I like the idea of your invention. However, there may need to be some necessary modifications. For example, a husband who can hear actual words said to him (which he claims he can't hear) and words he can hear said under the wife's breath (which he claims he can hear).
Amazing how that selective hearing thing works. Good thing I love him.
Sandy in Tucson
love it!!
I'd totally buy one!!
Since my oldest is 14 and my youngest is 4, I think I would be first in line to buy one of these! Next I think you need to invent something that slows a door right before it slams shut.

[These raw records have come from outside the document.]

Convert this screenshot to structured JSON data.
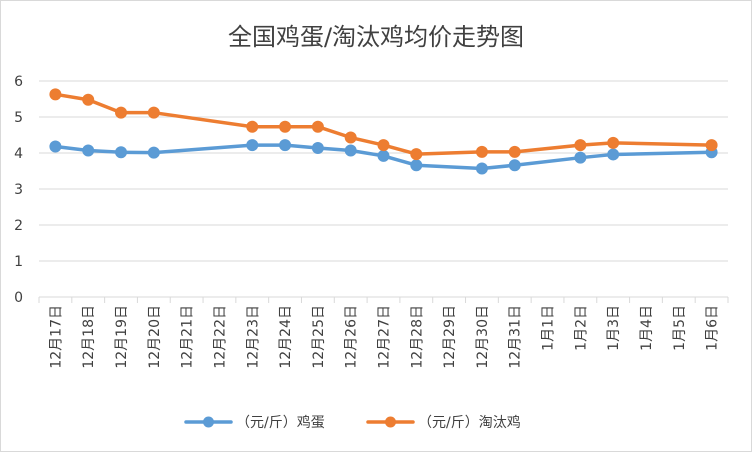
{
  "chart_data": {
    "type": "line",
    "title": "全国鸡蛋/淘汰鸡均价走势图",
    "categories": [
      "12月17日",
      "12月18日",
      "12月19日",
      "12月20日",
      "12月21日",
      "12月22日",
      "12月23日",
      "12月24日",
      "12月25日",
      "12月26日",
      "12月27日",
      "12月28日",
      "12月29日",
      "12月30日",
      "12月31日",
      "1月1日",
      "1月2日",
      "1月3日",
      "1月4日",
      "1月5日",
      "1月6日"
    ],
    "series": [
      {
        "name": "（元/斤）鸡蛋",
        "color": "#5B9BD5",
        "values": [
          4.18,
          4.07,
          4.02,
          4.01,
          null,
          null,
          4.22,
          4.22,
          4.14,
          4.07,
          3.92,
          3.66,
          null,
          3.57,
          3.66,
          null,
          3.87,
          3.96,
          null,
          null,
          4.02
        ]
      },
      {
        "name": "（元/斤）淘汰鸡",
        "color": "#ED7D31",
        "values": [
          5.63,
          5.48,
          5.12,
          5.12,
          null,
          null,
          4.73,
          4.73,
          4.73,
          4.43,
          4.22,
          3.97,
          null,
          4.03,
          4.03,
          null,
          4.22,
          4.28,
          null,
          null,
          4.22
        ]
      }
    ],
    "y_ticks": [
      "0",
      "1",
      "2",
      "3",
      "4",
      "5",
      "6"
    ],
    "ylim": [
      0,
      6
    ],
    "grid": true,
    "legend": "bottom"
  }
}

Yes please!! Can I place my order now?? :)
Sign me up! I'll definitely take one of those.
roflol!
Oh my goodness! I'm laughing so hard my cheeks hurt!
This is great! Except at my house it is more than one kid saying MOM at the same time! I have 3 little ones all wanting to tell/show me something at the same time right when we walk in the door from being at work/daycare all day!!
Fantastic invention! May I pre-order one or three? Can I have them before Christmas? LOL!!!
I think you are definitely on to something there! :) Good luck!
You totally have to google "Stewie bothers Lois" or "Stewie mommy". It's a 30 second clip from Family Guy (I'm sorry, but I have watched show and it's just downright funny that the baby Stewie is always plotting to kill his mother)...I promise if you haven't seen this one clip, it is worth everything. :)
Amen, sister!!
Haha, great invention. =D =D
Also having a teenager and a preschooler, I feel your pain.
In fact, because my children grew out of naps very young, I instituted "Quiet Time" for two hours a day just so I could escape being attacked by the preschool wall of words.
I'll take one as well!!!
LOL My oldest is 10 and my youngest is 1.. * I'm a Mommy of 5.1/2 lol...(I've learned not to applaud walking and talking...matter of fact I think they all just TALK TOO MUCH! lol. So if the day comes, one of them sit down and doesn't talk for a while, I may be happy ;D Point is, as a Mother I so totally LOVE your BLOG!
When you get this produced, please let me know. I have a 14 year old and a 4 year old.
I had conversations with both of them today that were nearly identical to the ones you just described. (Except the 4 year likes to show me how well he can count to 100. Repeatedly)
Dawn, we really need to work on making this a reality...
Ooh, love it! Since I am another of those strange moms with a kindergartener and a high schooler simultaneously, I feel just the same way!
You're a genius! lol
Brill i want one too
I get just the same answer from my newly teenage boy except I get "Cool!" for my answer to my question. I know that the boys can talk.